The board of directors at French utility EDF have voted to continue operations of the Fessenheim nuclear power plant that has received international pressure to close and was slated to do so as part of the French government's commitment to reduce the country's dependence on nuclear power.
EDF's board voted on Thursday to keep Fessenhiem running until it was ready to commission the Flamanville European Pressurized Reactor that is under construction in western France. The Fessenheim plant, meanwhile, is in eastern France, close to Switzerland and Germany and it includes the country's oldest two operating reactors, which has given rise to opponents who want the plant closed. The two reactors at Fessenheim were commissioned in 1977 and 1978, respectively.
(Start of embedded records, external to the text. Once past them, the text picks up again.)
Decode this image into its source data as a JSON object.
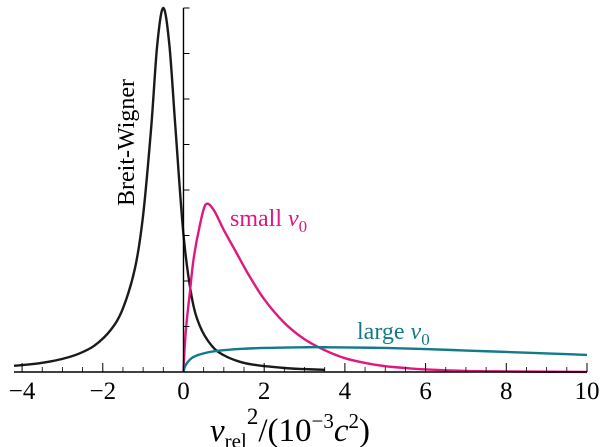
{
  "chart_data": {
    "type": "line",
    "xlabel": {
      "base": "v",
      "sub": "rel",
      "sup1": "2",
      "mid": "/(10",
      "sup2": "−3",
      "c": "c",
      "sup3": "2",
      "close": ")"
    },
    "xlim": [
      -4.2,
      10
    ],
    "ylim": [
      0,
      1.0
    ],
    "x_ticks": [
      -4,
      -2,
      0,
      2,
      4,
      6,
      8,
      10
    ],
    "x_tick_labels": [
      "−4",
      "−2",
      "0",
      "2",
      "4",
      "6",
      "8",
      "10"
    ],
    "y_axis_at": 0,
    "y_ticks_count": 8,
    "grid": false,
    "series": [
      {
        "name": "Breit-Wigner",
        "color": "#1a1a1a",
        "x": [
          -4.2,
          -3.8,
          -3.4,
          -3.0,
          -2.6,
          -2.2,
          -1.8,
          -1.5,
          -1.2,
          -1.0,
          -0.8,
          -0.65,
          -0.5,
          -0.35,
          -0.2,
          0.0,
          0.2,
          0.4,
          0.7,
          1.0,
          1.4,
          1.8,
          2.5,
          3.0,
          3.5
        ],
        "y": [
          0.017,
          0.021,
          0.027,
          0.036,
          0.05,
          0.073,
          0.116,
          0.175,
          0.286,
          0.431,
          0.672,
          0.899,
          1.0,
          0.899,
          0.672,
          0.377,
          0.209,
          0.128,
          0.072,
          0.046,
          0.028,
          0.019,
          0.011,
          0.008,
          0.006
        ]
      },
      {
        "name": "small v0",
        "label_base": "small ",
        "label_var": "v",
        "label_sub": "0",
        "color": "#e0177f",
        "x": [
          0.0,
          0.03,
          0.08,
          0.15,
          0.25,
          0.4,
          0.55,
          0.75,
          1.0,
          1.3,
          1.6,
          2.0,
          2.5,
          3.0,
          3.5,
          4.0,
          4.5,
          5.0,
          5.5,
          6.0,
          7.0,
          8.0,
          9.0,
          10.0
        ],
        "y": [
          0.0,
          0.07,
          0.14,
          0.21,
          0.31,
          0.4,
          0.46,
          0.445,
          0.39,
          0.33,
          0.27,
          0.2,
          0.135,
          0.09,
          0.06,
          0.038,
          0.025,
          0.016,
          0.011,
          0.007,
          0.003,
          0.0015,
          0.0007,
          0.0003
        ]
      },
      {
        "name": "large v0",
        "label_base": "large ",
        "label_var": "v",
        "label_sub": "0",
        "color": "#127a8a",
        "x": [
          0.0,
          0.05,
          0.2,
          0.4,
          0.7,
          1.0,
          1.5,
          2.0,
          2.5,
          3.0,
          3.5,
          4.0,
          5.0,
          6.0,
          7.0,
          8.0,
          9.0,
          10.0
        ],
        "y": [
          0.0,
          0.018,
          0.038,
          0.048,
          0.056,
          0.06,
          0.064,
          0.066,
          0.067,
          0.068,
          0.068,
          0.0675,
          0.066,
          0.063,
          0.059,
          0.055,
          0.051,
          0.047
        ]
      }
    ]
  }
}
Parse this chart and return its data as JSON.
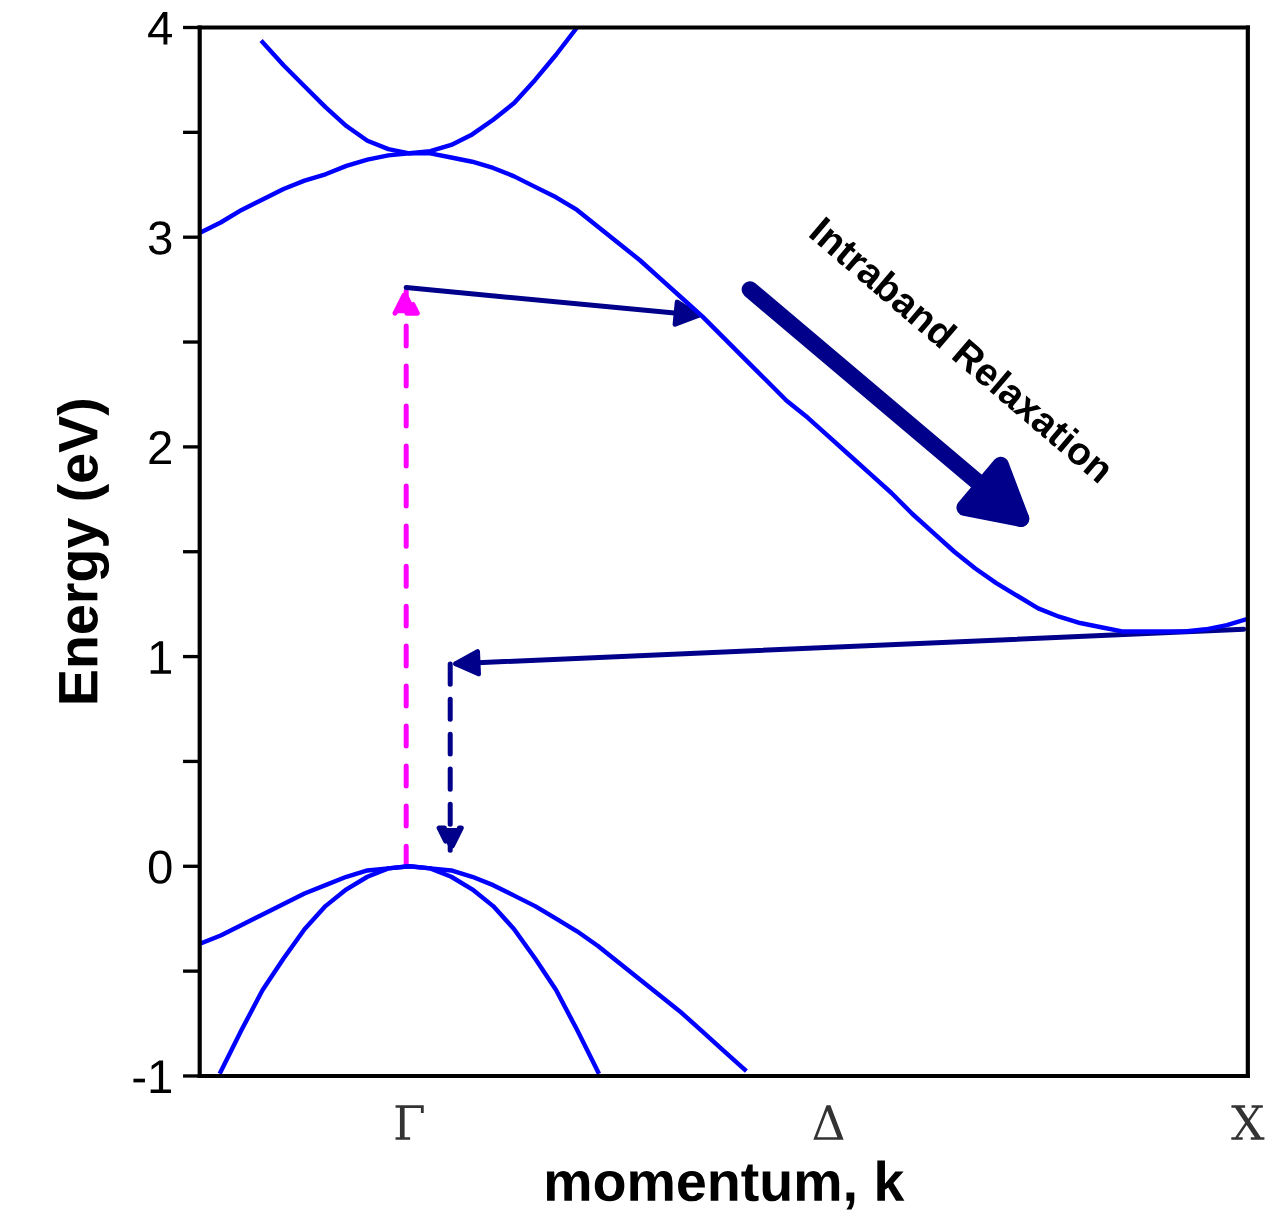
{
  "chart_data": {
    "type": "line",
    "xlabel": "momentum, k",
    "ylabel": "Energy (eV)",
    "categories": [
      null,
      null,
      null,
      null,
      null,
      null,
      null,
      null,
      null,
      null,
      "Γ",
      null,
      null,
      null,
      null,
      null,
      null,
      null,
      null,
      null,
      null,
      null,
      null,
      null,
      null,
      null,
      null,
      null,
      null,
      null,
      "Δ",
      null,
      null,
      null,
      null,
      null,
      null,
      null,
      null,
      null,
      null,
      null,
      null,
      null,
      null,
      null,
      null,
      null,
      null,
      null,
      "X"
    ],
    "ylim": [
      -1,
      4
    ],
    "yticks": [
      -1,
      {
        "value": -0.5,
        "label": null
      },
      0,
      {
        "value": 0.5,
        "label": null
      },
      1,
      {
        "value": 1.5,
        "label": null
      },
      2,
      {
        "value": 2.5,
        "label": null
      },
      3,
      {
        "value": 3.5,
        "label": null
      },
      4
    ],
    "grid": false,
    "marker": "none",
    "line_style": "solid",
    "annotations": [
      "Intraband Relaxation"
    ],
    "series": [
      {
        "color": "#0000ff",
        "values": [
          null,
          -0.98,
          -0.78,
          -0.59,
          -0.44,
          -0.3,
          -0.19,
          -0.11,
          -0.05,
          -0.01,
          0,
          -0.01,
          -0.05,
          -0.11,
          -0.19,
          -0.3,
          -0.44,
          -0.59,
          -0.78,
          -0.98,
          null,
          null,
          null,
          null,
          null,
          null,
          null,
          null,
          null,
          null,
          null,
          null,
          null,
          null,
          null,
          null,
          null,
          null,
          null,
          null,
          null,
          null,
          null,
          null,
          null,
          null,
          null,
          null,
          null,
          null,
          null
        ]
      },
      {
        "color": "#0000ff",
        "values": [
          -0.37,
          -0.33,
          -0.28,
          -0.23,
          -0.18,
          -0.13,
          -0.09,
          -0.05,
          -0.02,
          -0.01,
          0,
          -0.01,
          -0.02,
          -0.05,
          -0.09,
          -0.14,
          -0.19,
          -0.25,
          -0.31,
          -0.38,
          -0.46,
          -0.54,
          -0.62,
          -0.7,
          -0.79,
          -0.88,
          -0.97,
          null,
          null,
          null,
          null,
          null,
          null,
          null,
          null,
          null,
          null,
          null,
          null,
          null,
          null,
          null,
          null,
          null,
          null,
          null,
          null,
          null,
          null,
          null,
          null
        ]
      },
      {
        "color": "#0000ff",
        "values": [
          3.02,
          3.07,
          3.13,
          3.18,
          3.23,
          3.27,
          3.3,
          3.34,
          3.37,
          3.39,
          3.4,
          3.4,
          3.38,
          3.36,
          3.33,
          3.29,
          3.24,
          3.19,
          3.13,
          3.05,
          2.97,
          2.89,
          2.8,
          2.71,
          2.62,
          2.52,
          2.42,
          2.32,
          2.22,
          2.14,
          2.05,
          1.96,
          1.87,
          1.78,
          1.68,
          1.59,
          1.5,
          1.42,
          1.35,
          1.29,
          1.23,
          1.19,
          1.16,
          1.14,
          1.12,
          1.12,
          1.12,
          1.12,
          1.13,
          1.15,
          1.18
        ]
      },
      {
        "color": "#0000ff",
        "values": [
          null,
          null,
          null,
          3.93,
          3.82,
          3.72,
          3.62,
          3.53,
          3.46,
          3.42,
          3.4,
          3.41,
          3.44,
          3.49,
          3.56,
          3.64,
          3.75,
          3.87,
          4.0,
          null,
          null,
          null,
          null,
          null,
          null,
          null,
          null,
          null,
          null,
          null,
          null,
          null,
          null,
          null,
          null,
          null,
          null,
          null,
          null,
          null,
          null,
          null,
          null,
          null,
          null,
          null,
          null,
          null,
          null,
          null,
          null
        ]
      }
    ]
  }
}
But the plants have been certified safe by French authorities, complying with heightened, post-Fukushima Daiichi safety standards.
French President Francois Hollande, however, said in 2012, as an election campaign pledge, that the plant would be closed before he left office, which is now just a month away. France generates about 75 percent of its electricity through nuclear power and the government's new policy calls for a reduction to 50 percent by 2025.
That reduction legally caps nuclear power capacity at 63.2 GWe, meaning EDF, which in January agreed in principle to close Fessenheim, is technically permitted to keep Fessenheim running until a new nuclear power plant is online to replace the power lost by taking Fessenheim off line.
Operating Flamanville EPR 3, in other words, would push nuclear power over the 63.2 GWe cap, so EDF would need to close down a plant to allow for the new unit. Presumably, EDF would close its oldest reactors.
“The decision of the board, taken in application of the law and respecting the company's social interest, enable's EDF, fully committed to the energy transition, to have the nuclear fleet necessary to fullfill its obligations to supply its customers,” said EDF Chairman and Chief Executive Officer Jean-Bernard Levy.
The board, meanwhile, instructed Levy to request a declaration from the government that would call for revoking the Fessensheim license, but to wait until within six months of the commissioning of the new reactor before doing so.